Integration of digital technology
For the third year in a row, Ireland has ranked first in the integration of digital technology, having ranked second in 2016 and 2017. When this section is further broken down into seven subsections, Ireland outperforms the EU average in all but one: electronic information sharing, which only 28 per cent of Irish enterprises partake in, compared to an EU average of 38 per cent.
Aside from that, enterprises in Ireland outperform the European average in social media use (44 per cent versus 25 per cent), big data use (20 per cent versus 12 per cent), and cloud use (33 per cent versus 18 per cent). Irish SMEs also outperform the European average in their three subsectors: selling online (35 per cent versus 18 per cent); e-Commerce turnover (29 per cent versus 11 per cent); and selling online cross-border (18 per cent versus 8 per cent).
The European Investment Bank stated that, in terms of financing for SMEs adapting to digital technologies, existing financial channels are “currently sufficient, but there was scope for making better use of them”. It had also noted that, in Ireland, there was a “a lack of overall policy coordination and strategies” in this regard, although the five-year Industry 4.0 strategy does seek to address this.
Use of internet services
Ireland ranks eighth in the EU for use of internet services, its second highest ranking section. The rank of eighth continues Ireland’s ascendancy in this section, progressing from 12th in 2019 and 14th in 2018.
Ireland ranks ahead of the EU average in all but three subsections: percentages of internet users using the internet for music, video and games (80 per cent versus 81 per cent) or video calls (50 per cent versus 60 per cent) or for selling goods online (21 per cent versus 23 per cent).
Ireland’s rate of individuals who have never used the internet is the same as the EU average: 9 per cent. Ireland ranks ahead of the EU average in internet users, 88 per cent versus 85 per cent, and in percentages of internet users who access new video on demand, social networks, online courses, banking and shopping online.
Digital public services
Ireland ranks ninth in digital public services, a one-place drop from 2019. Despite this drop, Ireland’s index score has risen in the same time period from 78.1 to 80.6. Of the five subsections, Ireland ranks ahead of the EU average in three (eGovernment users, digital public services for business and open data) and behind the average in two (pre-filled forms and online service completion).
The DESI account of digital public services in Ireland calls the adaptation of the Data Sharing and Governance Act 2019 “an important step” in the pursuit of Ireland’s digital governance goals.
Ireland ranks 11th in the human capital section, unmoved from its 2018 and 2019 positions.

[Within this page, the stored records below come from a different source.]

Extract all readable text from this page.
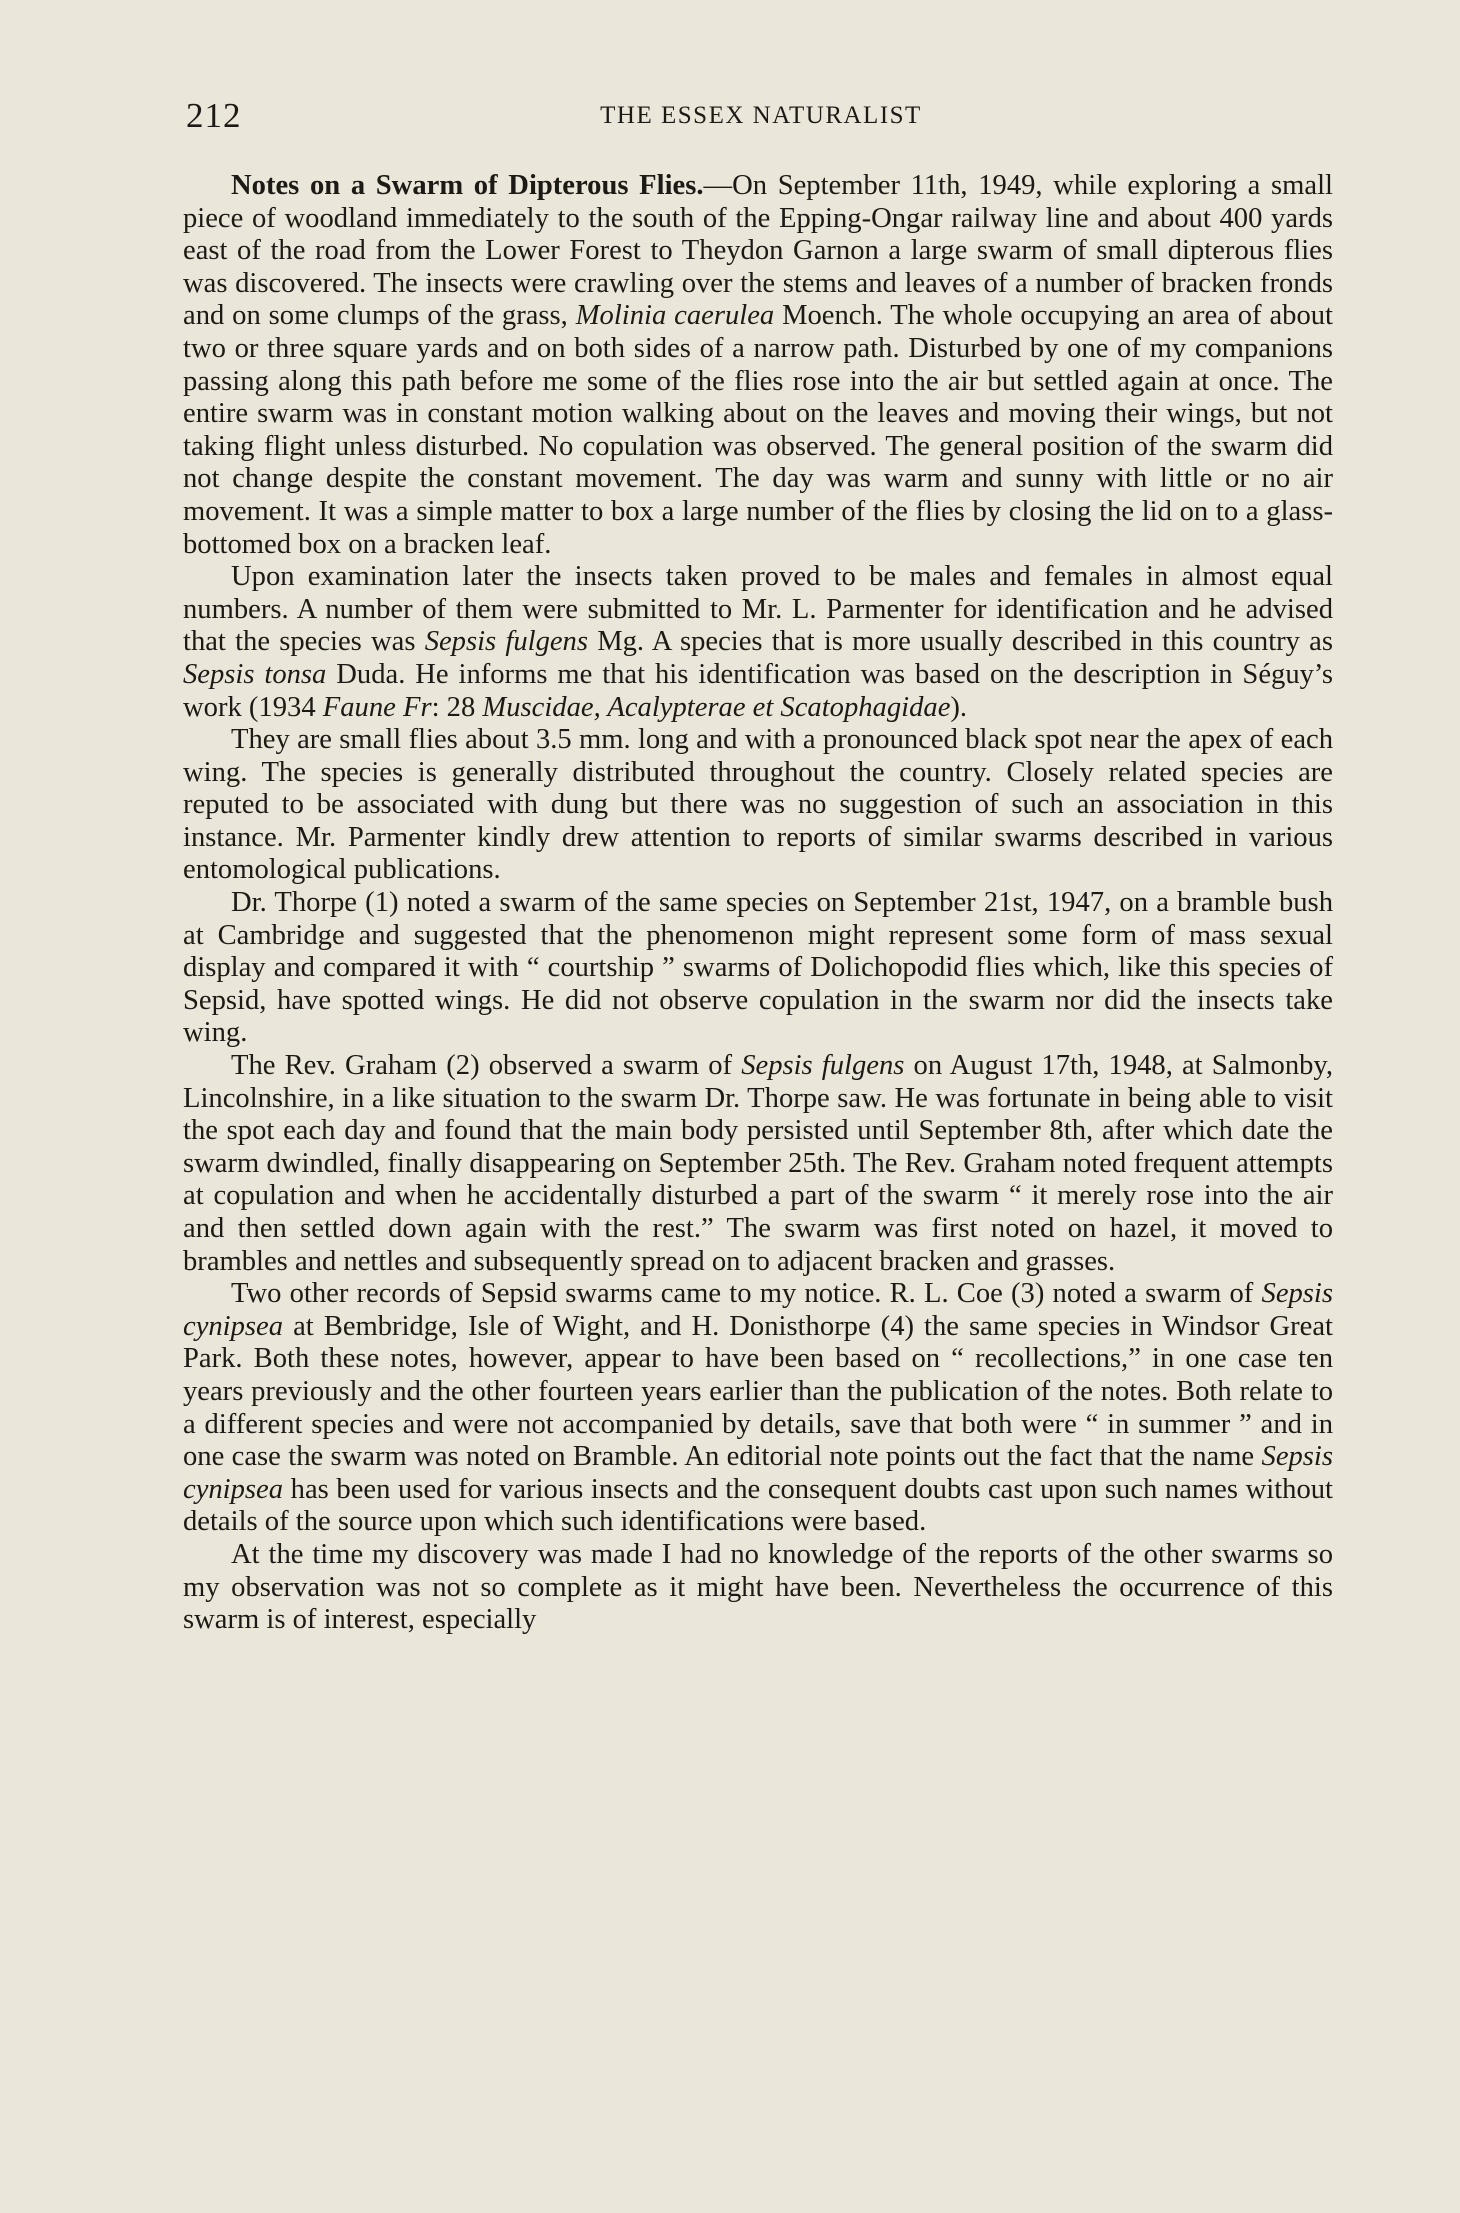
212	THE ESSEX NATURALIST

Notes on a Swarm of Dipterous Flies.—On September 11th, 1949, while exploring a small piece of woodland immediately to the south of the Epping-Ongar railway line and about 400 yards east of the road from the Lower Forest to Theydon Garnon a large swarm of small dipterous flies was discovered. The insects were crawling over the stems and leaves of a number of bracken fronds and on some clumps of the grass, Molinia caerulea Moench. The whole occupying an area of about two or three square yards and on both sides of a narrow path. Disturbed by one of my companions passing along this path before me some of the flies rose into the air but settled again at once. The entire swarm was in constant motion walking about on the leaves and moving their wings, but not taking flight unless disturbed. No copulation was observed. The general position of the swarm did not change despite the constant movement. The day was warm and sunny with little or no air movement. It was a simple matter to box a large number of the flies by closing the lid on to a glass-bottomed box on a bracken leaf.

Upon examination later the insects taken proved to be males and females in almost equal numbers. A number of them were submitted to Mr. L. Parmenter for identification and he advised that the species was Sepsis fulgens Mg. A species that is more usually described in this country as Sepsis tonsa Duda. He informs me that his identification was based on the description in Séguy’s work (1934 Faune Fr: 28 Muscidae, Acalypterae et Scatophagidae).

They are small flies about 3.5 mm. long and with a pronounced black spot near the apex of each wing. The species is generally distributed throughout the country. Closely related species are reputed to be associated with dung but there was no suggestion of such an association in this instance. Mr. Parmenter kindly drew attention to reports of similar swarms described in various entomological publications.

Dr. Thorpe (1) noted a swarm of the same species on September 21st, 1947, on a bramble bush at Cambridge and suggested that the phenomenon might represent some form of mass sexual display and compared it with “ courtship ” swarms of Dolichopodid flies which, like this species of Sepsid, have spotted wings. He did not observe copulation in the swarm nor did the insects take wing.

The Rev. Graham (2) observed a swarm of Sepsis fulgens on August 17th, 1948, at Salmonby, Lincolnshire, in a like situation to the swarm Dr. Thorpe saw. He was fortunate in being able to visit the spot each day and found that the main body persisted until September 8th, after which date the swarm dwindled, finally disappearing on September 25th. The Rev. Graham noted frequent attempts at copulation and when he accidentally disturbed a part of the swarm “ it merely rose into the air and then settled down again with the rest.” The swarm was first noted on hazel, it moved to brambles and nettles and subsequently spread on to adjacent bracken and grasses.

Two other records of Sepsid swarms came to my notice. R. L. Coe (3) noted a swarm of Sepsis cynipsea at Bembridge, Isle of Wight, and H. Donisthorpe (4) the same species in Windsor Great Park. Both these notes, however, appear to have been based on “ recollections,” in one case ten years previously and the other fourteen years earlier than the publication of the notes. Both relate to a different species and were not accompanied by details, save that both were “ in summer ” and in one case the swarm was noted on Bramble. An editorial note points out the fact that the name Sepsis cynipsea has been used for various insects and the consequent doubts cast upon such names without details of the source upon which such identifications were based.

At the time my discovery was made I had no knowledge of the reports of the other swarms so my observation was not so complete as it might have been. Nevertheless the occurrence of this swarm is of interest, especially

Overall, Ireland scores above the EU average with an index score of 56.4 compared to the EU’s 49.3.
In the six subsections, Ireland ranks ahead of the EU average in four: percentage of individuals with above basic digital skills; ICT specialists as a percentage of total employment; female ICT specialists as a percentage of total female employment; and ICT specialists as a percentage of graduates.
Ireland ranks behind the EU average in percentages of individuals with at least basic skills in both digital and software. Perhaps most interesting in this section is that, despite the deficit in those with basic digital and software skills, Ireland’s rate of ICT graduates as part of all graduates (7.3 per cent) is more than double that of the EU’s average (3.6 per cent).
Ireland’s worst ranking in the index is in connectivity, where it ranks 23rd, a fall of one place from 2019. Despite its low ranking, Ireland ranks ahead of the EU average in four of the eight subsections: fast broadband coverage; 4G coverage; mobile broadband take-up; and 5G readiness.
Ireland is beneath the average in overall fixed broadband take-up; take-up of fixed broadband of at least 100Mbps; fixed very high capacity network; and broadband price index. In each of these subsections, Ireland has recorded increases from 2018 and 2019 levels. The rollout of the National Broadband Plan, which has begun, is said to be key to making up the ground in this area.
Overall digital transformation “continues to be one of the core economic policy issues in Ireland”. The launch of the Industry 4.0 strategy, the €300 million Human Capital Initiative and the National Broadband Plan are all cited by the European Commission’s report as measures by which Ireland’s drive to digitisation will be progressed.